Group Created with Sketch.
Volume 6 No. 213

International Football

The FIFA Transfer Matching System has launched a new report -- The BIG 5: Transfer Window Analysis January 2014 -- with analysis of int’l transfers involving clubs from England, France, Germany, Italy and Spain. The report covers transfers completed in January -- an important time for many players given that the World Cup is just months away -- as well as data from last year’s European summer transfer window. It is based on data submitted to FIFA TMS's Int'l Transfer Matching System from June ’13 through January. During this period, these five markets accounted for 66%, $2.2B of the total global spend of $3.4B. These five markets accounted for 34% -- 3,465 of the 10,060 -- of transfers. English clubs accounted for 26% -- $885M -- of the global market spend. French (12%, $399M), Italian (11%, $363M), Spanish (10%, $337M) and German clubs (7%, $252M) were the next-most active in the transfer market.
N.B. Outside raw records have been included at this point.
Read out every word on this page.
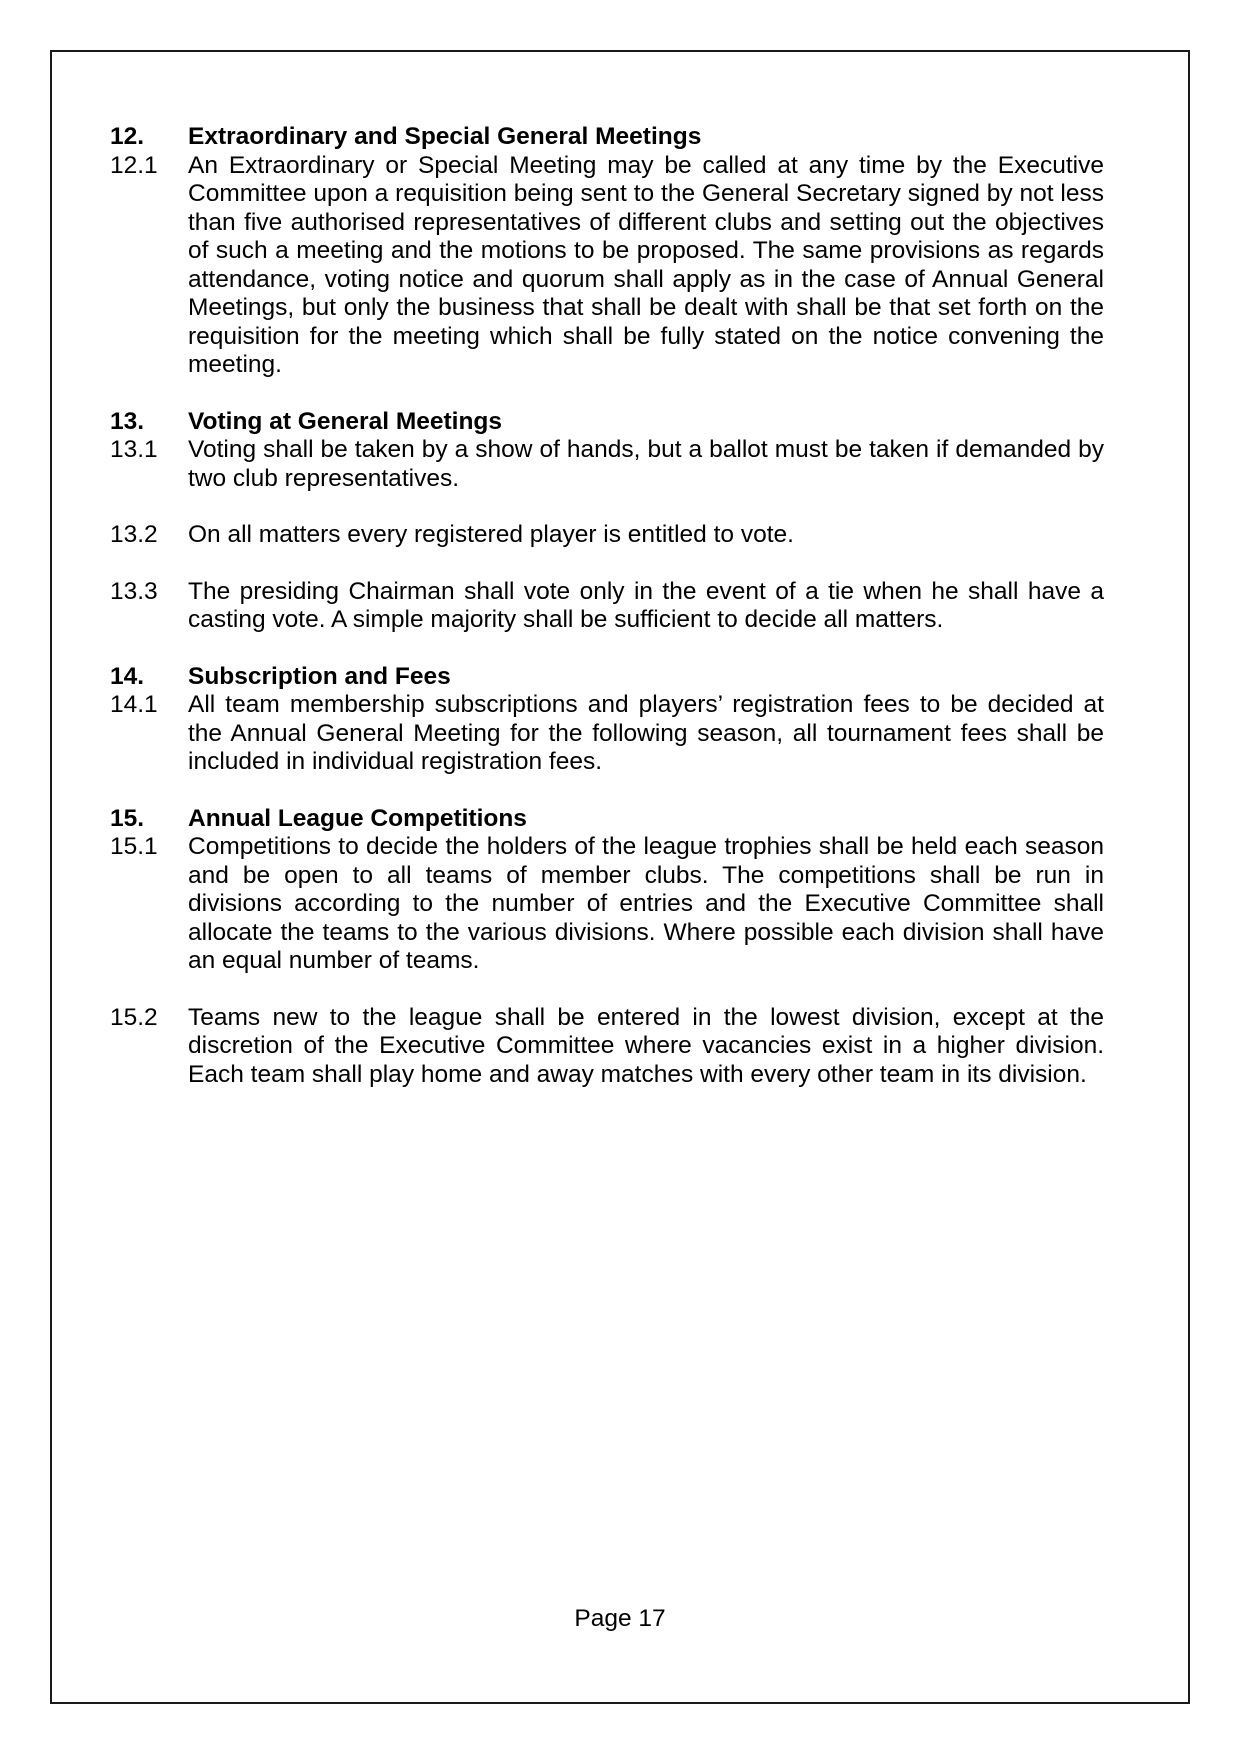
12.	Extraordinary and Special General Meetings
12.1	An Extraordinary or Special Meeting may be called at any time by the Executive Committee upon a requisition being sent to the General Secretary signed by not less than five authorised representatives of different clubs and setting out the objectives of such a meeting and the motions to be proposed. The same provisions as regards attendance, voting notice and quorum shall apply as in the case of Annual General Meetings, but only the business that shall be dealt with shall be that set forth on the requisition for the meeting which shall be fully stated on the notice convening the meeting.

13.	Voting at General Meetings
13.1	Voting shall be taken by a show of hands, but a ballot must be taken if demanded by two club representatives.

13.2	On all matters every registered player is entitled to vote.

13.3	The presiding Chairman shall vote only in the event of a tie when he shall have a casting vote. A simple majority shall be sufficient to decide all matters.

14.	Subscription and Fees
14.1	All team membership subscriptions and players’ registration fees to be decided at the Annual General Meeting for the following season, all tournament fees shall be included in individual registration fees.

15.	Annual League Competitions
15.1	Competitions to decide the holders of the league trophies shall be held each season and be open to all teams of member clubs. The competitions shall be run in divisions according to the number of entries and the Executive Committee shall allocate the teams to the various divisions. Where possible each division shall have an equal number of teams.

15.2	Teams new to the league shall be entered in the lowest division, except at the discretion of the Executive Committee where vacancies exist in a higher division. Each team shall play home and away matches with every other team in its division.

Page 17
Spanish clubs earned more on sales ($497M) than they spent on signings. German clubs’ spending rose $26M from the previous year (FIFA).

For more information click here.

Hong Kong FA CEO Mark Sutcliffe said that the move to suspend Happy Valley and Tuen Mun from the First Division is a strong message that the HKFA is serious about "cleaning up" the sport as it looks towards a new professional era, according to Alvin Sallay of the SOUTH CHINA MORNING POST. The clubs "have been kicked out of the top flight after an HKFA investigation found that both clubs had brought the game into disrepute and were not viable to continue playing as they fell short in terms of governance, financial status and operational abilities." Sutcliffe said on Thursday, "We hope this will send a strong message that the HKFA is serious about cleaning up the sport in terms of the governance and financial stability of the clubs." The financial situation of Happy Valley and Tuen Mun "changed dramatically mid-season" leading both clubs to inform the HKFA that they were not able to fulfill their financial obligations for the rest of the season. Tuen Mun "had deregistered 11 players and terminated an agreement with a mainland backer last month." Around the same time the Independent Commission Against Corruption "took away a number of Happy Valley players after a match." Investigations "are still continuing on this front." Sutcliffe: "Our investigations had nothing to do with match-fixing. We took a decision to suspend both clubs simply because they have brought the game into disrepute by not being able to meet their financial obligations and due to their governance" (SCMP, 2/13).

Italian newspaper Gazzetta dello Sport reported on Thursday that "the co-ownership of players in Serie A could be abolished," according to FOOTBALL ITALIA. Meetings regarding the issue "have already taken place between clubs with a view to bringing about the change" by the summer of ‘16. The new measure "still needs the approval of the League and of the Italian Football Federation (FIGC)" to proceed. Serie A Bologna President Albano Guaraldi said, "I wouldn’t be in agreement with it. Co-ownership is something that helps to develop players and to value them. It’s not certain that things that work well in other countries would also work well here. It could be reduced and limited, but there is no way it could be abolished within two years." Atalanta Dir General Pierpaolo Marino "also indicated a similar opinion." Marino: "I’m against its abolition, I’ve already experienced a period like this. There were so many disputes with private contracts." There are "164 co-ownership deals currently in place in Serie A, with 92 of those due to expire this coming summer" (FOOTBALL ITALIA, 2/13).